Not to mention that the problem will actually be solved because you’re giving your child the tools to have better control over their behavior. 

Children highly benefit from being taught how to problem solve, compromise their actions, and manage their emotions. Especially because most bad behaviors come from a lack of these.

Positive discipline, rather than punishment, is as simple as teaching them how to come face to face with situations, and be able to act in a good manner. 

Natural And Logical Consequences

Another great way to discipline behavior, without imparting punishments, is to allow your child to experience the natural and logical consequences of their actions (as long as these consequences are safe, and will not harm the child). 

For example, if your child is refusing to put on a jacket before leaving the house, and is causing quite a scene, don’t punish them. Don’t try to fight them on it.

Let them go out without a jacket so that they experience the cold. This is a natural consequence of their actions, and it will help them understand why it was necessary to put on the jacket.

They will see that the instructions you give are logical, and serve a purpose that benefits them, and they will not question you on it the next time! 

Another example, this time with a logical consequence, would be if your child refuses to eat their dinner. Don’t fight them on it, and don’t punish them.

Simply state that if they don’t eat their food, then they can’t have a pre-bedtime snack. It’s not a punishment as per say, as it’s a very small act. But it will make the child realize that one thing leads to another, and will make them think about it a bit more! 

Rewarding Good Behavior

Positive reinforcement is far better than negative consequences and punishment. Children learn a lot more through positive and happy experiences than they do through anger, fear, or frustration. 

So instead of handing out a punishment every time your child misbehaves, reward them when they show good behavior.

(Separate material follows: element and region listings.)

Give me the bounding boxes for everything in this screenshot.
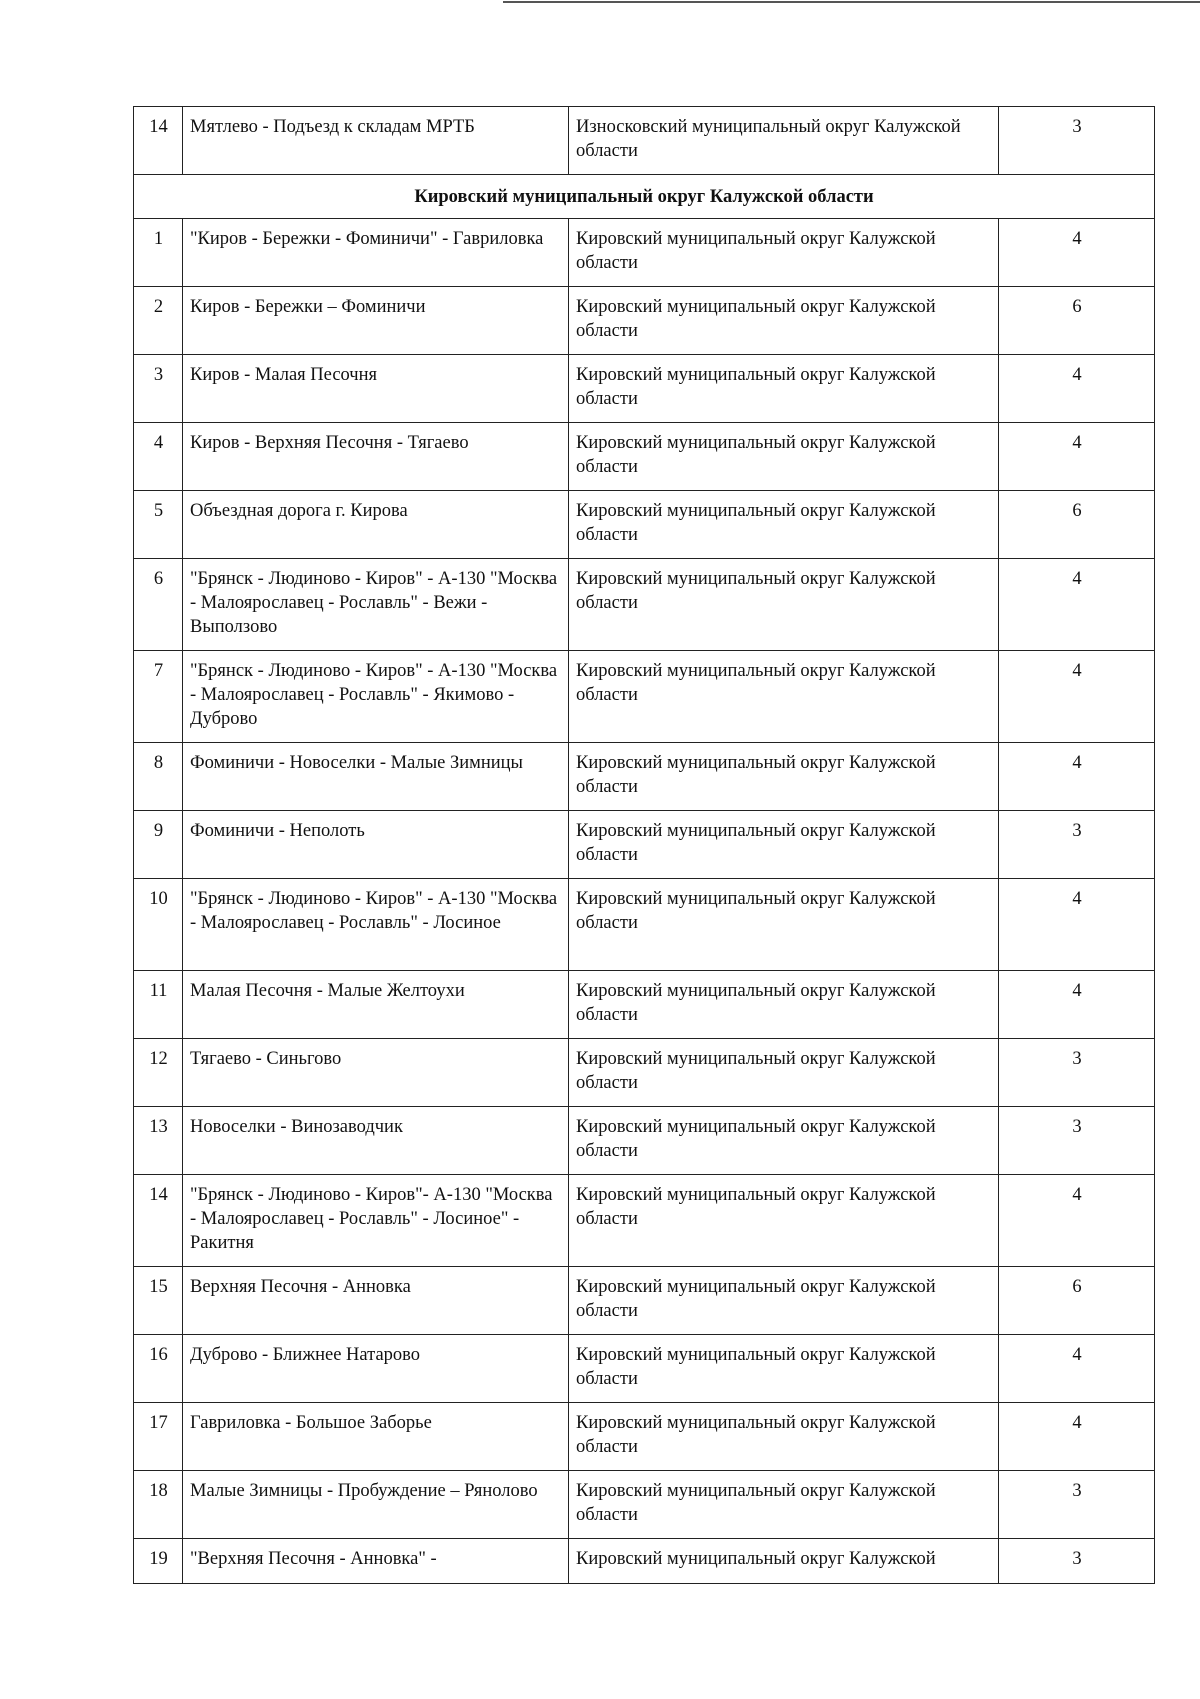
district-name: Кировский муниципальный округ Калужской области xyxy=(569,811,999,879)
road-name: "Верхняя Песочня - Анновка" - xyxy=(183,1539,569,1584)
row-number: 6 xyxy=(134,559,183,651)
row-number: 18 xyxy=(134,1471,183,1539)
road-name: Гавриловка - Большое Заборье xyxy=(183,1403,569,1471)
road-name: Верхняя Песочня - Анновка xyxy=(183,1267,569,1335)
district-name: Кировский муниципальный округ Калужской области xyxy=(569,1335,999,1403)
row-number: 10 xyxy=(134,879,183,971)
road-length: 6 xyxy=(999,491,1155,559)
road-length: 4 xyxy=(999,423,1155,491)
district-name: Кировский муниципальный округ Калужской области xyxy=(569,491,999,559)
table-row xyxy=(134,287,1155,355)
row-number: 16 xyxy=(134,1335,183,1403)
row-number: 3 xyxy=(134,355,183,423)
table-row xyxy=(134,1267,1155,1335)
roads-table-body xyxy=(134,107,1155,1584)
road-length: 6 xyxy=(999,287,1155,355)
road-name: "Брянск - Людиново - Киров" - А-130 "Москва - Малоярославец - Рославль" - Лосиное xyxy=(183,879,569,971)
table-row xyxy=(134,1175,1155,1267)
road-name: Объездная дорога г. Кирова xyxy=(183,491,569,559)
road-name: Киров - Бережки – Фоминичи xyxy=(183,287,569,355)
district-name: Кировский муниципальный округ Калужской области xyxy=(569,651,999,743)
road-name: Малая Песочня - Малые Желтоухи xyxy=(183,971,569,1039)
road-length: 4 xyxy=(999,971,1155,1039)
district-name: Кировский муниципальный округ Калужской области xyxy=(569,423,999,491)
road-name: Фоминичи - Неполоть xyxy=(183,811,569,879)
district-name: Кировский муниципальный округ Калужской области xyxy=(569,1403,999,1471)
road-length: 4 xyxy=(999,1335,1155,1403)
road-name: Малые Зимницы - Пробуждение – Рянолово xyxy=(183,1471,569,1539)
table-row xyxy=(134,1107,1155,1175)
table-row xyxy=(134,1539,1155,1584)
district-name: Износковский муниципальный округ Калужской области xyxy=(569,107,999,175)
road-name: Фоминичи - Новоселки - Малые Зимницы xyxy=(183,743,569,811)
table-row xyxy=(134,423,1155,491)
row-number: 12 xyxy=(134,1039,183,1107)
row-number: 2 xyxy=(134,287,183,355)
road-name: "Брянск - Людиново - Киров" - А-130 "Москва - Малоярославец - Рославль" - Вежи - Выползово xyxy=(183,559,569,651)
table-row xyxy=(134,491,1155,559)
row-number: 4 xyxy=(134,423,183,491)
road-name: Киров - Малая Песочня xyxy=(183,355,569,423)
table-row xyxy=(134,355,1155,423)
district-name: Кировский муниципальный округ Калужской области xyxy=(569,559,999,651)
row-number: 11 xyxy=(134,971,183,1039)
road-name: Киров - Верхняя Песочня - Тягаево xyxy=(183,423,569,491)
district-name: Кировский муниципальный округ Калужской области xyxy=(569,971,999,1039)
district-name: Кировский муниципальный округ Калужской области xyxy=(569,1107,999,1175)
section-header-row xyxy=(134,175,1155,219)
district-name: Кировский муниципальный округ Калужской области xyxy=(569,743,999,811)
table-row xyxy=(134,1039,1155,1107)
row-number: 14 xyxy=(134,107,183,175)
road-length: 3 xyxy=(999,1039,1155,1107)
road-length: 6 xyxy=(999,1267,1155,1335)
table-row xyxy=(134,107,1155,175)
section-title: Кировский муниципальный округ Калужской области xyxy=(134,175,1155,219)
road-name: Новоселки - Винозаводчик xyxy=(183,1107,569,1175)
table-row xyxy=(134,1335,1155,1403)
district-name: Кировский муниципальный округ Калужской области xyxy=(569,879,999,971)
road-length: 4 xyxy=(999,355,1155,423)
district-name: Кировский муниципальный округ Калужской области xyxy=(569,355,999,423)
table-row xyxy=(134,1403,1155,1471)
road-length: 3 xyxy=(999,1539,1155,1584)
road-length: 3 xyxy=(999,107,1155,175)
row-number: 19 xyxy=(134,1539,183,1584)
road-name: Дуброво - Ближнее Натарово xyxy=(183,1335,569,1403)
top-rule xyxy=(503,1,1200,3)
row-number: 8 xyxy=(134,743,183,811)
district-name: Кировский муниципальный округ Калужской области xyxy=(569,1175,999,1267)
road-length: 4 xyxy=(999,879,1155,971)
roads-table xyxy=(133,106,1155,1584)
row-number: 17 xyxy=(134,1403,183,1471)
road-name: Мятлево - Подъезд к складам МРТБ xyxy=(183,107,569,175)
road-name: "Брянск - Людиново - Киров" - А-130 "Москва - Малоярославец - Рославль" - Якимово - Дуброво xyxy=(183,651,569,743)
table-row xyxy=(134,971,1155,1039)
road-name: "Киров - Бережки - Фоминичи" - Гавриловка xyxy=(183,219,569,287)
table-row xyxy=(134,879,1155,971)
district-name: Кировский муниципальный округ Калужской области xyxy=(569,1471,999,1539)
table-row xyxy=(134,1471,1155,1539)
district-name: Кировский муниципальный округ Калужской области xyxy=(569,219,999,287)
road-length: 4 xyxy=(999,559,1155,651)
road-length: 4 xyxy=(999,743,1155,811)
row-number: 5 xyxy=(134,491,183,559)
table-row xyxy=(134,811,1155,879)
road-length: 4 xyxy=(999,219,1155,287)
row-number: 15 xyxy=(134,1267,183,1335)
row-number: 1 xyxy=(134,219,183,287)
district-name: Кировский муниципальный округ Калужской области xyxy=(569,287,999,355)
district-name: Кировский муниципальный округ Калужской области xyxy=(569,1039,999,1107)
table-row xyxy=(134,219,1155,287)
row-number: 7 xyxy=(134,651,183,743)
road-length: 3 xyxy=(999,1471,1155,1539)
table-row xyxy=(134,651,1155,743)
road-length: 4 xyxy=(999,1403,1155,1471)
district-name: Кировский муниципальный округ Калужской области xyxy=(569,1267,999,1335)
road-length: 4 xyxy=(999,651,1155,743)
road-name: Тягаево - Синьгово xyxy=(183,1039,569,1107)
district-name: Кировский муниципальный округ Калужской xyxy=(569,1539,999,1584)
road-name: "Брянск - Людиново - Киров"- А-130 "Москва - Малоярославец - Рославль" - Лосиное" - Ракитня xyxy=(183,1175,569,1267)
road-length: 3 xyxy=(999,811,1155,879)
row-number: 13 xyxy=(134,1107,183,1175)
road-length: 4 xyxy=(999,1175,1155,1267)
road-length: 3 xyxy=(999,1107,1155,1175)
row-number: 9 xyxy=(134,811,183,879)
table-row xyxy=(134,559,1155,651)
row-number: 14 xyxy=(134,1175,183,1267)
table-row xyxy=(134,743,1155,811)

Appreciate the good things that they do, and eventually, they will want to behave well in order to receive that praise and feel fulfilled. 

This also helps emphasize their victories and accomplishments, which helps boost their self-confidence, and motivates them to keep learning and keep making progress!

To reward good behavior, apart from praise and encouragement, you can set up sticker boards or prizes. It is also recommended to have some of the prizes be quality time for some parent-child bonding.

If children see that being good gets them more time and fun with their parents, then they will be all the more eager to cooperate! 

In Conclusion

There are many different ways in which to help children behave better, by redirecting them without the need to use punishments.

Our top three favorite methods are to teach new skills, show natural and logical consequences, and reward good behavior.

These all give the child tools to do better, as well as the motivation and understanding to do so, instead of filling them with fear and frustration every time they do something bad.